Misconceptions surrounding threat actor attribution
Callow stated that a recurring misconception about attribution is treating the process as definitive rather than probabilistic. He noted that investigations usually conclude it is "more likely than not that a particular entity was responsible, but that nuance doesn't always get carried out."
Egan agreed, observing that absolute certainty regarding unauthorized access is rare unless the threat actor intentionally seeks visibility. This is further complicated by the documented propensity for entities like ransomware groups to lie and claim responsibility for incidents they did not conduct.
Egan also shared that some legal clients operate under the misconception that attributing an incident to a sophisticated nation-state will divert responsibility from the defending organization and improve the public narrative.
"We've had instances of that in the past where the FBI has come out and told the company, 'Listen, 99% of companies wouldn't be able to withstand this attack. This is a pure nation-state attack.' I get the attraction behind that, but it changes the narrative a bit and then can make some people a little bit more concerned," Egan explained. "Now all of a sudden, we're not talking about just a personal data breach and something bigger, and that story sticks around longer."
Attribution and operational risk
While establishing a firm attribution profile can seem appealing, the panelists advised organizations to weigh the secondary consequences. Callow described definitive public attribution as "extremely risky" because it introduces third parties into the operational narrative. "That could be a nation or it could be a for-profit criminal enterprise. In either case, whatever you say to them can attract considerable blowback and invite comments," he said.
The panel also addressed how attribution can directly impact cyber insurance coverage. Following the NotPetya ransomware incidents in 2017, some insurance providers initially denied claims from affected organizations. The insurers argued that the policies did not cover acts of war, given that the activity was directed at Ukraine before spreading globally and was attributed to Russian nation-state actors tracking as Sandworm.
Despite these concerns, there are also risks to remaining silent. Stifel, who previously served as an attorney in the National Security Division at the US Department of Justice, noted that declining to make an attribution case might unintentionally signal acceptance of the unauthorized behavior.

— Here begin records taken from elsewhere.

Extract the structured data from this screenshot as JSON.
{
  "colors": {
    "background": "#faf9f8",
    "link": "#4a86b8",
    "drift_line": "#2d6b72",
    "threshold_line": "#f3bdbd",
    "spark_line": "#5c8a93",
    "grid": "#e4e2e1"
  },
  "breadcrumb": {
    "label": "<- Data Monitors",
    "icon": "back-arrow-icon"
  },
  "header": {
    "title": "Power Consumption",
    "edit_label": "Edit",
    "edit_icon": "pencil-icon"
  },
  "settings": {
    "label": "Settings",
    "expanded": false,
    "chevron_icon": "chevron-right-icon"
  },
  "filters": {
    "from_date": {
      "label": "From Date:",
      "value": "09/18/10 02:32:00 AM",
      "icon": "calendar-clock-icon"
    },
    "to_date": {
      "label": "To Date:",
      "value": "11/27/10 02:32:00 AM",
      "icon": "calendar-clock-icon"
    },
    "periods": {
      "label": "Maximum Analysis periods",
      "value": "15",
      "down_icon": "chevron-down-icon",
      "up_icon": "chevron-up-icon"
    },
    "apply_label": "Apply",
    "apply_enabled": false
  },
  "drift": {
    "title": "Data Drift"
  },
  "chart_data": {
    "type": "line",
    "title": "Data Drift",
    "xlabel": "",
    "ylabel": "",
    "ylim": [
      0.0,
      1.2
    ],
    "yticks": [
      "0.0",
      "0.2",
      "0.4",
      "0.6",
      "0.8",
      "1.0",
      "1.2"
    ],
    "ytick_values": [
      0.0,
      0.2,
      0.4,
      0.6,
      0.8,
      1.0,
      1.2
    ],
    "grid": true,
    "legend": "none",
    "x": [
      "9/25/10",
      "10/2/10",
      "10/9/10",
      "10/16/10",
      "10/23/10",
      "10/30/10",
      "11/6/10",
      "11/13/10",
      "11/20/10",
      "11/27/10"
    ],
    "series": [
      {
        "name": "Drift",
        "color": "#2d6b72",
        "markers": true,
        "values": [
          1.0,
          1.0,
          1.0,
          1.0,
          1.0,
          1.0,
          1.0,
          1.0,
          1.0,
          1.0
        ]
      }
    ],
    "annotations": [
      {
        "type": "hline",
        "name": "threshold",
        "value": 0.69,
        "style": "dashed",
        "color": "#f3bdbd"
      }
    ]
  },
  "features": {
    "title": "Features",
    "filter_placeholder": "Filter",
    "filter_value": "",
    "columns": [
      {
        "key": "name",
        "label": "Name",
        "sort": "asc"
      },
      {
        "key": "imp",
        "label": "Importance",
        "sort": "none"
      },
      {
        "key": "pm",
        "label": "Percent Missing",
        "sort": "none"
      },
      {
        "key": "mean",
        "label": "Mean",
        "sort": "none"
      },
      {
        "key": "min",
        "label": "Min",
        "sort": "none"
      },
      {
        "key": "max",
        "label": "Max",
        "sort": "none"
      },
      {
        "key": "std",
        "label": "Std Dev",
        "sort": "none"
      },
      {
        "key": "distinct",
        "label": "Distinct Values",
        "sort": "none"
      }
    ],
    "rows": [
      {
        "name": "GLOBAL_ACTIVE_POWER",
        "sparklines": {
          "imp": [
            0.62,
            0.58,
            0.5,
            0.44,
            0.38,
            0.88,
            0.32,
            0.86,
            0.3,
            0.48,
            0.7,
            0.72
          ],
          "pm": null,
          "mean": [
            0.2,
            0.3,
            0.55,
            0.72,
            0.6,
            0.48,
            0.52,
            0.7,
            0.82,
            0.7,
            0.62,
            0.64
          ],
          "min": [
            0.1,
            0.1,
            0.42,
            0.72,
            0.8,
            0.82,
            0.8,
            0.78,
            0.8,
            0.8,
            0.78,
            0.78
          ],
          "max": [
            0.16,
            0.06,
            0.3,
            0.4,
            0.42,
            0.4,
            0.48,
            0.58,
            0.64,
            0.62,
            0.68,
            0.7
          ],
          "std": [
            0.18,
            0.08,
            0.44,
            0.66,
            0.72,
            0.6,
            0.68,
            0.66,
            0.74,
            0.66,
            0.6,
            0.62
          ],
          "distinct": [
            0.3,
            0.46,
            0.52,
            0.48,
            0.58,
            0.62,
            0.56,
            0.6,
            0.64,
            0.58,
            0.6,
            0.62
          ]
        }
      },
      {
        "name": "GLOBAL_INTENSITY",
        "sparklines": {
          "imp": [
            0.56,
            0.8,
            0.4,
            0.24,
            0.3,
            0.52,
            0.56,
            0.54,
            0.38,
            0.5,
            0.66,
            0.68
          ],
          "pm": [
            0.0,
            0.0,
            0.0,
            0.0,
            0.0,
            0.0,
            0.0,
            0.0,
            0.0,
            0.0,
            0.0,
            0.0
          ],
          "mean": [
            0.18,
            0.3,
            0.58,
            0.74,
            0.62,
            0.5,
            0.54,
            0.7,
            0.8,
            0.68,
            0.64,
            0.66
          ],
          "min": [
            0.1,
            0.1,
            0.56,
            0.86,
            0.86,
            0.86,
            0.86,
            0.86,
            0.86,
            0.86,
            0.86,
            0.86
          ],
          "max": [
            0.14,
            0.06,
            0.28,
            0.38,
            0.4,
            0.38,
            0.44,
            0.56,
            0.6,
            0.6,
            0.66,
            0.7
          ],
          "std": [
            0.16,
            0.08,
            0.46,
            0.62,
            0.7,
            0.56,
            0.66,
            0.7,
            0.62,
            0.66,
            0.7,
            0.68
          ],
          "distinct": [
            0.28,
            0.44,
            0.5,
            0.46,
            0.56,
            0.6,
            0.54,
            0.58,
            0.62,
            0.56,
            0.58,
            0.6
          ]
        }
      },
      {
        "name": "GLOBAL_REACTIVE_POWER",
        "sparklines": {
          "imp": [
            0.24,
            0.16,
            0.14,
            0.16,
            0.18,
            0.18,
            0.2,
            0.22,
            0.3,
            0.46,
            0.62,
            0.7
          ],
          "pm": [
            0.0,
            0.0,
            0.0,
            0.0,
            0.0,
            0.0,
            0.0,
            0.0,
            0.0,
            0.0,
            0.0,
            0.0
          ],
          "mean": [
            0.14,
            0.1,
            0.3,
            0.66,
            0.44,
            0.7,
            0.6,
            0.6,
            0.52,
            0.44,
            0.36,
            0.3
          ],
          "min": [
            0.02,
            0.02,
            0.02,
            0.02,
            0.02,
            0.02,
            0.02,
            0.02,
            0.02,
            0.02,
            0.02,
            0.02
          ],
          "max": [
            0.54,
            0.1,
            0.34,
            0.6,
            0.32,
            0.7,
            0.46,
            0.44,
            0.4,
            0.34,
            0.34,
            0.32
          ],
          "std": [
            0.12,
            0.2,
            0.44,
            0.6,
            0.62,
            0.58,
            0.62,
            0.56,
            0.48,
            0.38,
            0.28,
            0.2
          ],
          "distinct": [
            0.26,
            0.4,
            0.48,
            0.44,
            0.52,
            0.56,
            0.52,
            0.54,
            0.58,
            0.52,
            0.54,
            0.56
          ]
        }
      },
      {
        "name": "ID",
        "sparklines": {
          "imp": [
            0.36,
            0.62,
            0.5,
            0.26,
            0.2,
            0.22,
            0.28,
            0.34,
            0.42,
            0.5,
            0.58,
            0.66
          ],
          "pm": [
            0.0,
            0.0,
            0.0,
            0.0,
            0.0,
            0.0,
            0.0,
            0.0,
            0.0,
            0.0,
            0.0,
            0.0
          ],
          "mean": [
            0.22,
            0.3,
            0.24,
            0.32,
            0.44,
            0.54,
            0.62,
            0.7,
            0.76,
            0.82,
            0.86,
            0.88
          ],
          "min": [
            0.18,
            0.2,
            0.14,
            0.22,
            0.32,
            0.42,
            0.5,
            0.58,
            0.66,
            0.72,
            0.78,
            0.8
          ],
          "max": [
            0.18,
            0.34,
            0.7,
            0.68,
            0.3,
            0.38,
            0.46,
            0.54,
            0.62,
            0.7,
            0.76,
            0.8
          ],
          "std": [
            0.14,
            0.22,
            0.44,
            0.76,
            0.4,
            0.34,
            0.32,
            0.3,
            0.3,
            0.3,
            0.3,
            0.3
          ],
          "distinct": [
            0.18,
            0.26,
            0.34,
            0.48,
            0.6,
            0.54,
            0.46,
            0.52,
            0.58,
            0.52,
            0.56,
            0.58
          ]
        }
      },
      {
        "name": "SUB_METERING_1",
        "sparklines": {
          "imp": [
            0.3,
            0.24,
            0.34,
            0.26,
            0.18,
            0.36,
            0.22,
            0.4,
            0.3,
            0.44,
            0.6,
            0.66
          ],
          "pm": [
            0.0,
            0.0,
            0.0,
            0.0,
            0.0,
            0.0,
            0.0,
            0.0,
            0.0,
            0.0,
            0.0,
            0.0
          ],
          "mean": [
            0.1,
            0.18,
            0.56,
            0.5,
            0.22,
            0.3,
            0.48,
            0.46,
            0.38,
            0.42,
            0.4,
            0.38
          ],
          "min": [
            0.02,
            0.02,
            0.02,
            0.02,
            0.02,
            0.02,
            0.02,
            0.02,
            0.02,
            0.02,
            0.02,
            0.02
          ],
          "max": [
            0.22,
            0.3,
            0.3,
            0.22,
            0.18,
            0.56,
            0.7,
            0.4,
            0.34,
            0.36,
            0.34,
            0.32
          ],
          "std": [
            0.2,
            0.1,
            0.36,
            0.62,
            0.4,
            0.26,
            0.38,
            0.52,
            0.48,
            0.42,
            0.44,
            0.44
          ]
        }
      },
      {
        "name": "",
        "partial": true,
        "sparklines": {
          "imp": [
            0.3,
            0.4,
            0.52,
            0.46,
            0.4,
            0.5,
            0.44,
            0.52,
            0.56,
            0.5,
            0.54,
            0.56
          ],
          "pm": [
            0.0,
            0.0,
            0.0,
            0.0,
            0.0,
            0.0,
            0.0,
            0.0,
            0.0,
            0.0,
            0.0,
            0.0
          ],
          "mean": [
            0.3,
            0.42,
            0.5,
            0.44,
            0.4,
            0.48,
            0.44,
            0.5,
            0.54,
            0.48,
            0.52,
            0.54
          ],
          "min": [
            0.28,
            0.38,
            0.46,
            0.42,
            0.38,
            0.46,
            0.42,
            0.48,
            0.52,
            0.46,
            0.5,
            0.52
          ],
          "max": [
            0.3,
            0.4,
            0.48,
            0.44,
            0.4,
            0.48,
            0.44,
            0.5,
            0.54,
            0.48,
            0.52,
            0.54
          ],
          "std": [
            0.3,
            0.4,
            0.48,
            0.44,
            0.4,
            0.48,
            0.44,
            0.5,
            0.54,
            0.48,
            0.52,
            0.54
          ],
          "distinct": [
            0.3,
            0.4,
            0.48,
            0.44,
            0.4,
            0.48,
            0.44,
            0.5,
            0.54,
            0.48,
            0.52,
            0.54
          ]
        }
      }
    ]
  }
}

Sabin prompted the panel on how to handle situations where an affected organization is not ready to make a concrete attribution, but external pressures—such as media leaks—force the issue. Premature attribution carries clear risks, yet organizations generally need to maintain control over their own communication narratives.
The panelists offered differing strategies for this scenario. Stifel recommended acknowledging that the organization is aware of the reports, confirming that an incident occurred, and stating that the investigation is ongoing. Egan advocated for a stricter legal approach, advising clients to hold the "no comment" line while the internal investigation proceeds. "Oftentimes the best answer is no answer. We're concentrating on the investigation," Egan said.
Callow offered a different perspective on filling the communication gap.
"I don't think 'no comment' is ever a good response. If you don't fill that gap, somebody else will," he said. "You don't necessarily have to attribute the attack, but you should, for example, say the investigation is ongoing."